Additional federal funds to states with high unemployment. Assists States in maintaining access to
Medicaid services during the recession by extending the current Recovery Act increase in federal Medicaid payments to states with high unemployment rates.

IMPROVES LOW-INCOME PROTECTIONS IN MEDICARE: Increases the assets test limits in the Part D drug program and Medicare Savings Programs to ensure that more low-income beneficiaries get the financial help they need to make their health care affordable.

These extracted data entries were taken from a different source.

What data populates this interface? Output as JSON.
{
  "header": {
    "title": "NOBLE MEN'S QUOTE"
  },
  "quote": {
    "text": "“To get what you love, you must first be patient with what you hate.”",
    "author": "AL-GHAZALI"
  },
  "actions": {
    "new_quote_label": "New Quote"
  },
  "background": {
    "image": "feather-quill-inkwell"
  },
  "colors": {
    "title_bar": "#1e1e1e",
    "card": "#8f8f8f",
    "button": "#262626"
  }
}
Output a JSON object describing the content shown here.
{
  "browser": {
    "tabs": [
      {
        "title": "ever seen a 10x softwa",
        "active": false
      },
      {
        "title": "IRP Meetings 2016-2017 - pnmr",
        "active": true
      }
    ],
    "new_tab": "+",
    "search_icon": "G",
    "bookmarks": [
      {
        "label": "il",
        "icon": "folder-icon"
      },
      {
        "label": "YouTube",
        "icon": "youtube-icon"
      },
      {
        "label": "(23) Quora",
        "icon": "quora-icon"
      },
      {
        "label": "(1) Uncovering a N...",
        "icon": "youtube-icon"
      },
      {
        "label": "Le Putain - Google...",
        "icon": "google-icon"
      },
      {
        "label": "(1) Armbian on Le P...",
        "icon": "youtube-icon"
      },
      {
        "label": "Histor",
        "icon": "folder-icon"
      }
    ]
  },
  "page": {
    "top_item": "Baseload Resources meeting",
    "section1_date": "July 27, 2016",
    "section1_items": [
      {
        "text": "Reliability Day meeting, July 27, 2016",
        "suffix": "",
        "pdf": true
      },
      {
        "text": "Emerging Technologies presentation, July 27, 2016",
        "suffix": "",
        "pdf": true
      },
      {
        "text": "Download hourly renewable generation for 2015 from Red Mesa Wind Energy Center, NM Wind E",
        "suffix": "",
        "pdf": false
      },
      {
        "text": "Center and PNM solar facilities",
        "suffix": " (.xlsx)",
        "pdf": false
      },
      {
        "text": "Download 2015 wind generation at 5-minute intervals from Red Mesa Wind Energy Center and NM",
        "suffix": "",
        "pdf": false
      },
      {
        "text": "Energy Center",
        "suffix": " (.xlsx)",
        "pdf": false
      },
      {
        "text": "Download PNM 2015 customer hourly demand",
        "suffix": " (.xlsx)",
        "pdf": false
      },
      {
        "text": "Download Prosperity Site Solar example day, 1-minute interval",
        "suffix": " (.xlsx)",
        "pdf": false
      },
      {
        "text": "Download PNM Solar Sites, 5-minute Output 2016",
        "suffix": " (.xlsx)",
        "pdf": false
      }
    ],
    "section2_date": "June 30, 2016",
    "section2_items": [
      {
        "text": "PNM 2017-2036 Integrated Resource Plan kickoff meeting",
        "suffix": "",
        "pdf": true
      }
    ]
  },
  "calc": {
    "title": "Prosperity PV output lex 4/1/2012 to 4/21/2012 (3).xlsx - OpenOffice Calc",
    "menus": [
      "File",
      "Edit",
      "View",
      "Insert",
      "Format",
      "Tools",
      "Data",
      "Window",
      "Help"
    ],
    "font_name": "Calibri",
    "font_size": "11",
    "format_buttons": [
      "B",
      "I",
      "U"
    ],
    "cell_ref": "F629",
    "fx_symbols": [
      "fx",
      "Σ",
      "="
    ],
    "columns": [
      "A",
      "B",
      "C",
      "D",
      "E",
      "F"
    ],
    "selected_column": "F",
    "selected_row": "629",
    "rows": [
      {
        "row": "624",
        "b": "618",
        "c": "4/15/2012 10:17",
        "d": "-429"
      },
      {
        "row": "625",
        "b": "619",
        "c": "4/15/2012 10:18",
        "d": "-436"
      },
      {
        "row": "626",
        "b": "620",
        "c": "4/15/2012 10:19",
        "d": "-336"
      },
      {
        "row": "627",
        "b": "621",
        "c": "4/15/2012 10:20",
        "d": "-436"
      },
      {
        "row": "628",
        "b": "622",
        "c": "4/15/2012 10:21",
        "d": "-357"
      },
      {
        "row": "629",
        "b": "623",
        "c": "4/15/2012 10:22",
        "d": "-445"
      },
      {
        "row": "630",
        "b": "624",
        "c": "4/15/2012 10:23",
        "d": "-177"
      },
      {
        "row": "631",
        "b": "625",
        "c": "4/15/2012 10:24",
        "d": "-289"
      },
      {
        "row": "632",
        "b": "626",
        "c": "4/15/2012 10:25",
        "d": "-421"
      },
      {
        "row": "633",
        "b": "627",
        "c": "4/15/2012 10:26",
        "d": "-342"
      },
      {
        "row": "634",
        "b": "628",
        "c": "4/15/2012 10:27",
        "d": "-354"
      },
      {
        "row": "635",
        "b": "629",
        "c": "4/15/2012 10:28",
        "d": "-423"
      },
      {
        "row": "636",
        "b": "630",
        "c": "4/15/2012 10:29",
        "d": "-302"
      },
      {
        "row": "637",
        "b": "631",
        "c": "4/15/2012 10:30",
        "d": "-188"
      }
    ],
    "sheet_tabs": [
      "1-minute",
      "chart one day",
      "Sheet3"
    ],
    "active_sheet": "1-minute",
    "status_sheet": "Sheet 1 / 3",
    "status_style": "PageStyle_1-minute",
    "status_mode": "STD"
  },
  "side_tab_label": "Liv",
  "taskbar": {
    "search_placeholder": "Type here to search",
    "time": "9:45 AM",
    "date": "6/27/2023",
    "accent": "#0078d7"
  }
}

EXTENDS MONTHS OF COVERAGE OF IMMUNOSUPPRESSIVE DRUGS FOR KIDNEY TRANSPLANT PATIENTS: Lifts the current 36-month limitation on Medicare coverage of immunosuppressive drugs for kidney transplant patients who would otherwise lose this coverage on or after January 1, 2012.

HEALTH INSURANCE REFORMS: Implements comprehensive health insurance reforms that prohibit insurance companies from engaging in discriminatory practices that enable them to refuse to sell or renew policies due to an individual’s health status. In addition, insurance companies can no longer exclude coverage for treatments based on pre-existing health conditions. The legislation also limits their ability to charge higher rates due to health status, gender, or other factors, and permits premiums to vary only by age (no more than 2:1), geography and family size.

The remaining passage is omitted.